Биосенсоры настоящего изобретения находят использование в скрининге препаратов, вызывающих активацию определенных белковых каскадов, например, активацию тирозинкиназ в клеточных линиях. Примером применения биосенсоров могут служить автоматизированные скрининги множества клеток, описанные, например, в патенте США №5989835.The biosensors of the present invention find use in the screening of drugs that cause the activation of certain protein cascades, for example, the activation of tyrosine kinases in cell lines. An example of the use of biosensors can serve as automated screening of multiple cells, described, for example, in US patent No. 5989835.

Заявленные биосенсоры также находят использование в применении при сортировке клеток, активированных флюоресценцией, (FACS). В таких применениях заявленный биосенсор, используется для мечения популяции клеток, стимулированных каким-либо фактором к продукции перекиси водорода, и полученная меченая популяция клеток затем подвергается сортировке в устройстве для сортировки клеток, активированных флуоресценцией, как известно в данной области. Способы FACS описаны в патентах США №№5968738 и 5804387.The claimed biosensors also find application in the sorting of fluorescence activated cells (FACS). In such applications, the inventive biosensor is used to label a population of cells stimulated by any factor to produce hydrogen peroxide, and the resulting labeled population of cells is then sorted in a fluorescence activated cell sorting device, as is known in the art. FACS methods are described in US patent No. 5968738 and 5804387.

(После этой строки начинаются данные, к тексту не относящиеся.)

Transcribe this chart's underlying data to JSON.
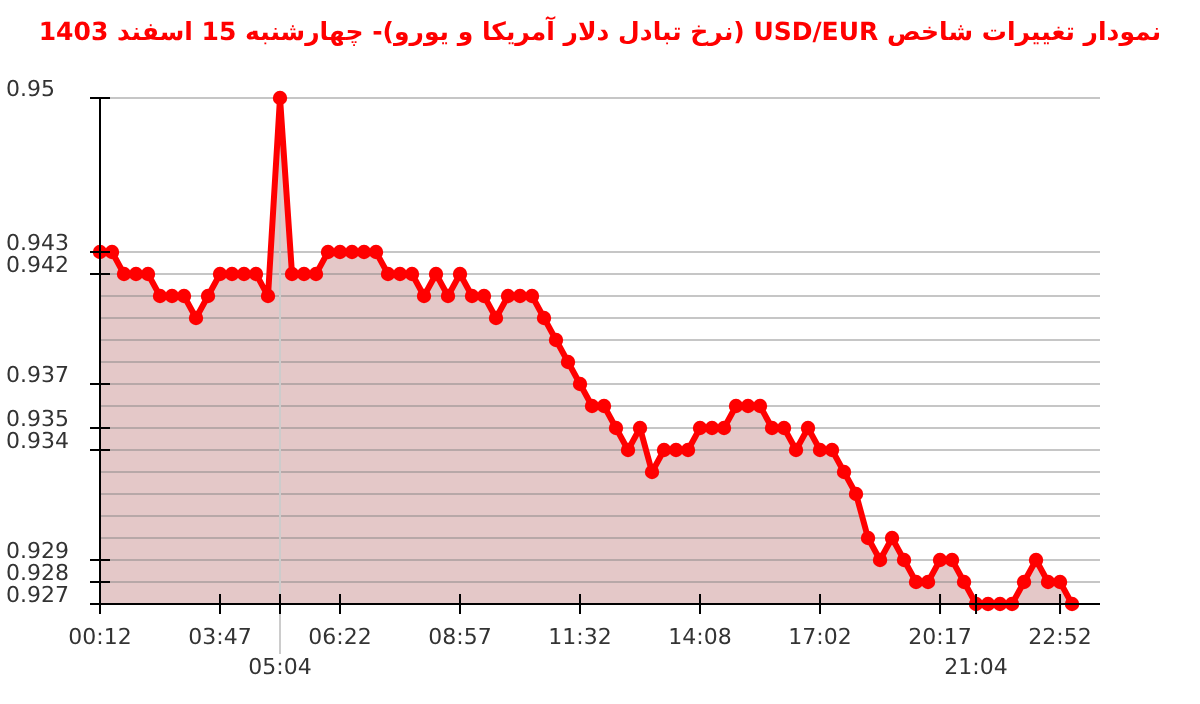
{
  "chart_data": {
    "type": "area",
    "title": "نمودار تغییرات شاخص USD/EUR (نرخ تبادل دلار آمریکا و یورو)- چهارشنبه 15 اسفند 1403",
    "categories": [
      "00:12",
      null,
      null,
      null,
      null,
      null,
      null,
      null,
      null,
      null,
      "03:47",
      null,
      null,
      null,
      null,
      "05:04",
      null,
      null,
      null,
      null,
      "06:22",
      null,
      null,
      null,
      null,
      null,
      null,
      null,
      null,
      null,
      "08:57",
      null,
      null,
      null,
      null,
      null,
      null,
      null,
      null,
      null,
      "11:32",
      null,
      null,
      null,
      null,
      null,
      null,
      null,
      null,
      null,
      "14:08",
      null,
      null,
      null,
      null,
      null,
      null,
      null,
      null,
      null,
      "17:02",
      null,
      null,
      null,
      null,
      null,
      null,
      null,
      null,
      null,
      "20:17",
      null,
      null,
      "21:04",
      null,
      null,
      null,
      null,
      null,
      null,
      "22:52",
      null
    ],
    "series": [
      {
        "color": "#ff0000",
        "values": [
          0.943,
          0.943,
          0.942,
          0.942,
          0.942,
          0.941,
          0.941,
          0.941,
          0.94,
          0.941,
          0.942,
          0.942,
          0.942,
          0.942,
          0.941,
          0.95,
          0.942,
          0.942,
          0.942,
          0.943,
          0.943,
          0.943,
          0.943,
          0.943,
          0.942,
          0.942,
          0.942,
          0.941,
          0.942,
          0.941,
          0.942,
          0.941,
          0.941,
          0.94,
          0.941,
          0.941,
          0.941,
          0.94,
          0.939,
          0.938,
          0.937,
          0.936,
          0.936,
          0.935,
          0.934,
          0.935,
          0.933,
          0.934,
          0.934,
          0.934,
          0.935,
          0.935,
          0.935,
          0.936,
          0.936,
          0.936,
          0.935,
          0.935,
          0.934,
          0.935,
          0.934,
          0.934,
          0.933,
          0.932,
          0.93,
          0.929,
          0.93,
          0.929,
          0.928,
          0.928,
          0.929,
          0.929,
          0.928,
          0.927,
          0.927,
          0.927,
          0.927,
          0.928,
          0.929,
          0.928,
          0.928,
          0.927
        ]
      }
    ],
    "ylim": [
      0.927,
      0.95
    ],
    "yticks": [
      0.927,
      0.928,
      0.929,
      {
        "value": 0.93,
        "label": null
      },
      {
        "value": 0.931,
        "label": null
      },
      {
        "value": 0.932,
        "label": null
      },
      {
        "value": 0.933,
        "label": null
      },
      0.934,
      0.935,
      {
        "value": 0.936,
        "label": null
      },
      0.937,
      {
        "value": 0.938,
        "label": null
      },
      {
        "value": 0.939,
        "label": null
      },
      {
        "value": 0.94,
        "label": null
      },
      {
        "value": 0.941,
        "label": null
      },
      0.942,
      0.943,
      0.95
    ],
    "grid": "y",
    "marker": "circle",
    "ref_lines": [
      {
        "axis": "x",
        "value": "05:04",
        "color": "#cccccc"
      }
    ]
  }
}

Заявленные биосенсоры также находят применение как метки продукции перекиси водорода in vivo для трансгенных животных. Например, экспрессия заявленного белка может сопровождаться тканеспецифичными промоторами, где такие способы находят применение в исследованиях для генной терапии, таких как тестирование эффективности лекарственных препаратов на животных моделях. Типичное применение флуоресцентных биосенсоров у трансгенных животных, которое поясняет такие применения, описано в WO 00/02997.The claimed biosensors also find application as labels for the production of hydrogen peroxide in vivo for transgenic animals. For example, expression of the claimed protein may be accompanied by tissue-specific promoters, where such methods are used in studies for gene therapy, such as testing the effectiveness of drugs in animal models. A typical application of fluorescent biosensors in transgenic animals, which explains such applications, is described in WO 00/02997.

НаборыSets

Также обеспечиваются в соответствии с настоящим изобретением наборы для использования при осуществлении одного или более вышеописанных применений. В предпочтительных воплощениях наборы обычно включают нуклеиновую кислоту, кодирующую биосенсор, предпочтительно с элементами для экспрессии биосенсора в клетке-хозяине. Например, наборы могут включать вектор, включающий нуклеиновую кислоту, кодирующую заявленный белок. Компоненты наборов обычно присутствуют в соответствующей среде для хранения, такой как водный или буферный раствор, обычно в соответствующей емкости. В отдельных воплощениях набор включает множество различных векторов, каждый их которых кодирует заявленный белок, где векторы предназначены для экспрессии в различных средах и/или при различных условиях. Например, для конститутивной экспрессии, набор включает вектор, имеющий сильный промотор для экспрессии в клетках млекопитающих, и вектор с ослабленным промотором. Могут быть так же включены векторы с множественными клонированными сайтами для выборочной вставши промотора и/или векторы для экспрессии в различных организмах, и т.д.Kits are also provided in accordance with the present invention for use in carrying out one or more of the above applications. In preferred embodiments, the kits typically comprise a nucleic acid encoding a biosensor, preferably with elements for expressing the biosensor in the host cell. For example, the kits may include a vector comprising a nucleic acid encoding the claimed protein. The components of the kits are usually present in an appropriate storage medium, such as an aqueous or buffer solution, usually in an appropriate container. In separate embodiments, the kit includes many different vectors, each of which encodes the claimed protein, where the vectors are designed for expression in different environments and / or under different conditions. For example, for constitutive expression, the kit includes a vector having a strong promoter for expression in mammalian cells, and a vector with a weakened promoter. Multiple cloned site vectors for selectively inserted promoter and / or vectors for expression in various organisms may also be included.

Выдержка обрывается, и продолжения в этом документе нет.